I digress, and I will. Raw food is SWIMMING IN FAT, mostly from nuts, and it's no holds barred as far as that goes. But I've never seen a real raw foodie who weighed more than 110 pounds. So what is the secret? Lack of refined sugars? Ton of fat, fewer carbs (the Atkins effect)? All that fiber? A mystery, but any excuse to eat fat and not get fat (and NOT have it be all meat, or any for that matter) is OK by me.

Cucumber Dill Salad was just that -- very refreshing on a hot day, and that's pretty much every day here. Vegetable Lasagna brought the box to the middle level of spiciness. Instead of noodles (nothing cooked, remember?) Matt uses thinly sliced zucchini (that's where the mandoline slicer comes in) between the layers, along with tomato marinara (how does he do it without cooking?), creamy seed cheese, marinated portobello mushrooms and more. Very good.

Two soups came with the box: Hearty Lentil Chili and Scarborough Fair Soup (with, yes, parsley, sage, rosemary and ... wait for it ... thyme). Both were way too spicy. Raw food chefs often go for extremely strong flavors, and Matt seemed to be deviating from that trend, except for these soups.

Now I didn't get to every dish, because some were eaten by other Daily Newsers, and 12 items is a lot, but one more that deserves mentioning is what I believe is the Fresh Peach Pie, which is fresh, all right, and made with agave nectar (it doesn't ALL go to tequila, I've learned). Complex flavors, indeed, and a dish worth returning to.

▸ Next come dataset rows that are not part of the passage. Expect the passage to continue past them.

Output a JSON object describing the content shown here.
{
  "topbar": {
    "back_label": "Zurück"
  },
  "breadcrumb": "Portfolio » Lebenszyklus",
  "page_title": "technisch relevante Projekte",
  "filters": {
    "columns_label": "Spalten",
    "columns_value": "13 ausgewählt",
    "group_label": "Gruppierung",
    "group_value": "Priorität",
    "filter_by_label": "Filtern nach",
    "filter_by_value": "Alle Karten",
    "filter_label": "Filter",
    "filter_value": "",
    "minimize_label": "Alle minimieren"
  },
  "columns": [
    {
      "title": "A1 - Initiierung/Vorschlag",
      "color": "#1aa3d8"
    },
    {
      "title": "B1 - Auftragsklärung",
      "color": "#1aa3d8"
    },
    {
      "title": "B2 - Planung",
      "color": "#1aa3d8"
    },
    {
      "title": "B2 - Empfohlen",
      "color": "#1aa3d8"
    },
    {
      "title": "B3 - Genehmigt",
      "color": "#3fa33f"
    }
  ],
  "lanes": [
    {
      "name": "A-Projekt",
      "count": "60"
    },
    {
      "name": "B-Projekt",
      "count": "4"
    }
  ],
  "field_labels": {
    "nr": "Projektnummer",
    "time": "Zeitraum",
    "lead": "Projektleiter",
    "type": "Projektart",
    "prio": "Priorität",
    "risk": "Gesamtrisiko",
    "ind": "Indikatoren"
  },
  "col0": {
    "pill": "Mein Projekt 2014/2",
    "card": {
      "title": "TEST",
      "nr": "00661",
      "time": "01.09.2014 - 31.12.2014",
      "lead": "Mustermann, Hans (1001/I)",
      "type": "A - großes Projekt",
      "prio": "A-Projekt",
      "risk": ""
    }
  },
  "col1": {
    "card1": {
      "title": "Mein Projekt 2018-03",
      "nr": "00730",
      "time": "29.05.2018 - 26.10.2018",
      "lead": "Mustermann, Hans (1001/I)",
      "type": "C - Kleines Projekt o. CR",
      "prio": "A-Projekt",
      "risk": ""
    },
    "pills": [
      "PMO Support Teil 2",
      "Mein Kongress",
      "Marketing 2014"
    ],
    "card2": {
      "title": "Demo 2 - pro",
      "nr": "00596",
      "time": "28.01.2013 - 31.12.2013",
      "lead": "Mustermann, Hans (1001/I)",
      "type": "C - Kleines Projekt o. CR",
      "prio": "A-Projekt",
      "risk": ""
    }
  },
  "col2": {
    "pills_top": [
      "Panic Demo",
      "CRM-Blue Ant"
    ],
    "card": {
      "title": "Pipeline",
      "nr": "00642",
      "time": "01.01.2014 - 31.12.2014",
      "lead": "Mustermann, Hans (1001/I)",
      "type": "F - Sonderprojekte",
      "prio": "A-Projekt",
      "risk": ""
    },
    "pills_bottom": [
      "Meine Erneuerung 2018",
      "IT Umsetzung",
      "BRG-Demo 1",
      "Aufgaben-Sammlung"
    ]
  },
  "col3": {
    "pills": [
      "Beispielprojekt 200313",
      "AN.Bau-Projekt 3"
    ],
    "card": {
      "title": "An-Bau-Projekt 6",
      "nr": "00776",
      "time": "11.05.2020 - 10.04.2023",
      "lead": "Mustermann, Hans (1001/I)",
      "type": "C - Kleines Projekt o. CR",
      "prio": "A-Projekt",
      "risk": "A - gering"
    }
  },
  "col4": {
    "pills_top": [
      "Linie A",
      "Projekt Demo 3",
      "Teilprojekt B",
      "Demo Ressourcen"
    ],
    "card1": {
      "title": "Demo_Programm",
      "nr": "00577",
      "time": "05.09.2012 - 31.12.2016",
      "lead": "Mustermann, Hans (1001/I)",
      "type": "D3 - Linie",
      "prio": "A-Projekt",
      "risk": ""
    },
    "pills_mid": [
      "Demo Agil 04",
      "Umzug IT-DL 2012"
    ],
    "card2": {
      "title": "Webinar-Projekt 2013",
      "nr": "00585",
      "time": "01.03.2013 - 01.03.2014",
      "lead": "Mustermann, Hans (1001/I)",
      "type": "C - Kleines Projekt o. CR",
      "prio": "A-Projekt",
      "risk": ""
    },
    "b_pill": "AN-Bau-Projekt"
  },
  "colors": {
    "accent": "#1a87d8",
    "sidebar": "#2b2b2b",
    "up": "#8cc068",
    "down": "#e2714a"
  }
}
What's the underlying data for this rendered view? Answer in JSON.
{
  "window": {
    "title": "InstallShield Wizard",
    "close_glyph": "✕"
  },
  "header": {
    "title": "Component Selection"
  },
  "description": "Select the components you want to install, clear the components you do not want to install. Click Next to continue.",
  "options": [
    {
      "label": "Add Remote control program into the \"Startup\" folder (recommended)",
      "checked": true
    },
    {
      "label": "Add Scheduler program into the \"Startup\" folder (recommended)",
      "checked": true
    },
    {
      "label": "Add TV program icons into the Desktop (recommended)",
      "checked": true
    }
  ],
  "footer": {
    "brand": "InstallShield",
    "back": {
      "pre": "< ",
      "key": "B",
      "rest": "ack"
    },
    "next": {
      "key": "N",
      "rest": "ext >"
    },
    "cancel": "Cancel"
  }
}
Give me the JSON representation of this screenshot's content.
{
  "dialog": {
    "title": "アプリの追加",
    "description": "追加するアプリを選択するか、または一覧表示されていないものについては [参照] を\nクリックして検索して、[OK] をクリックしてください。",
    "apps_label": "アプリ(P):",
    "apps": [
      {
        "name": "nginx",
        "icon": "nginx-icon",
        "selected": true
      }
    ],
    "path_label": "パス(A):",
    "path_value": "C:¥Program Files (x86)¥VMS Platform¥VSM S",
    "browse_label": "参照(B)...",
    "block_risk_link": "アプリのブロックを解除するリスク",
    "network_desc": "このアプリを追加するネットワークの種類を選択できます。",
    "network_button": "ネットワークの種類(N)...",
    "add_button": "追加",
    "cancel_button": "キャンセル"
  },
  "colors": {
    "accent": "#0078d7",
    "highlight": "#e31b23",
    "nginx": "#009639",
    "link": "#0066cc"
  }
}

Overall, this tastes like very CLEAN food, and unlike the fare from some raw restaurants I've tried, you could eat like this everyday. I'd sure like to try it -- it's so healthy, it hurts. And if you either have a whole lot of spare cash, or a heckuva lot of time and a passion -- and I do mean PASSION -- for not cooking yet being in the kitchen anyway, doing all the things that not cooking entails for a raw foodist, this very well could be for you. For the rest of us, enjoy the raw, sample the raw, and realize that vegetarianism alone won't necessarily carry you the extra mile toward healthfulness, especially if you're waist-deep in cheese. So as an antidote, a little raw will do you good. Explore more at Euphoria raw cafe and retail store the next time you're in Santa Monica. Books, raw ingredients, and real, live raw foodies are sure to be there. Also, you can take a raw food class on Aug. 13, or read what these celebrites and regular people have to say about Matt's food. Now I'm not one to take advice from the likes of Gary Busey and Andy Dick, but there are a ton of other people, famous and not, who say this kind of eating has transformed their lives. It's something worth trying.